Membentuk Karakter Lewat Pengalaman Nyata
Pendekatan partisipatif ini mendapat apresiasi penuh dari para pembina pendamping. Pimpinan Kontingen Jawa Barat, Alfi Hidayati, memandang bahwa kunjungan langsung ke fasilitas mitigasi lingkungan merupakan instrumen pedagogis yang efektif untuk menempa mentalitas generasi muda.
"Kami ingin membentuk karakter adik-adik kami, kemudian menumbuhkan rasa kepedulian terhadap lingkungan, disertai pengalaman nyata dan belajar nyata guna menambah wawasan edukasi kepada peserta didik kami," ungkap Alfi.
Komitmen KLH/BPLH tidak sekadar berhenti pada pemberian materi wawasan. Di arena perkemahan Jamnas XII, jejak keberpihakan ekologis diwujudkan lewat dua unit kendaraan roda tiga pengangkut sampah serta instalasi waste station khusus untuk mengoptimalkan pemilahan sampah anorganik. Sementara itu, volume sampah organik diselesaikan tuntas secara mandiri di titik sumber melalui lubang biopori.

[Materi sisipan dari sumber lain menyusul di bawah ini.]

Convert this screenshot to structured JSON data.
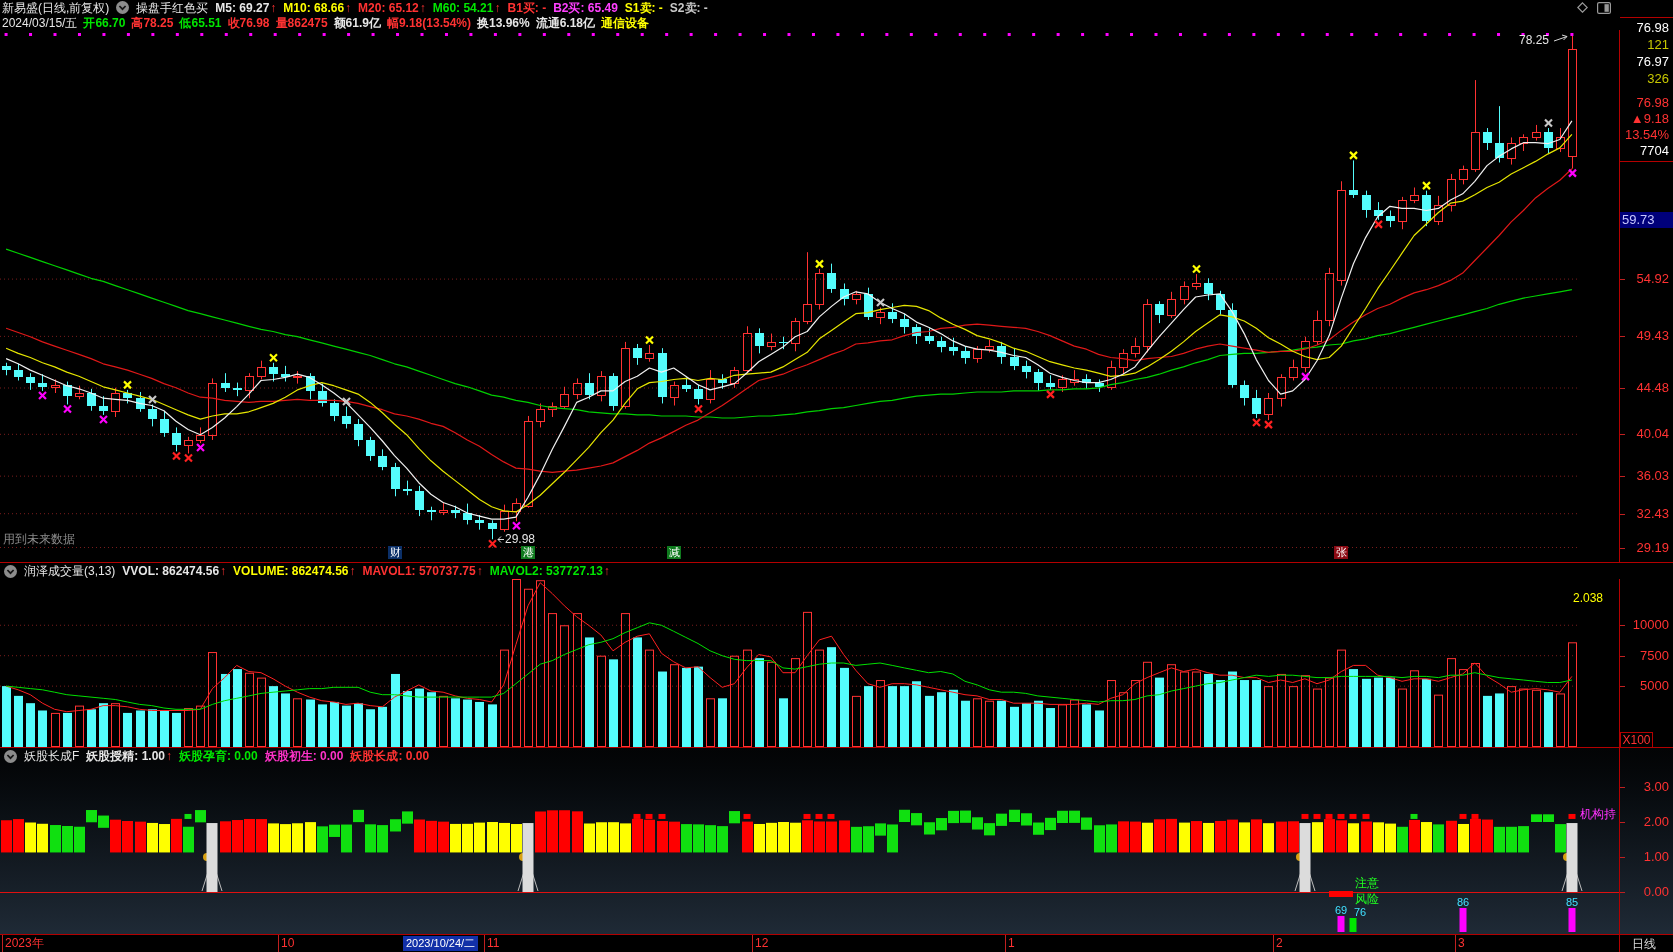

Menyongsong Garda Depan Satgas Pramuka Peduli Lingkungan
Jejak kolaborasi ini diproyeksikan berjangka panjang. Ke depan, sekitar 350 anggota Saka Kalpataru DKI Jakarta dipersiapkan untuk dikukuhkan sebagai Satuan Tugas (Satgas) Pramuka Peduli Lingkungan. Kehadiran Satgas ini diharapkan menjadi wadah bagi kader-kader muda Pramuka untuk memperkuat kepedulian lingkungan melalui aksi nyata, edukasi, serta penggerakan masyarakat dalam menerapkan perilaku ramah lingkungan di kehidupan sehari-hari.
Sepulangnya dari kunjungan edukasi di Kantor KLH/BPLH, para Pramuka muda ini diharapkan membawa pulang lebih dari sekadar kenangan catatan tertulis. Dari sehelai sampah yang dipilah hingga kompos yang diurai, mereka telah dibuktikan bahwa masa depan bumi tidak ditentukan oleh wacana di meja konferensi, melainkan oleh keberanian melangkah dari halaman rumah sendiri.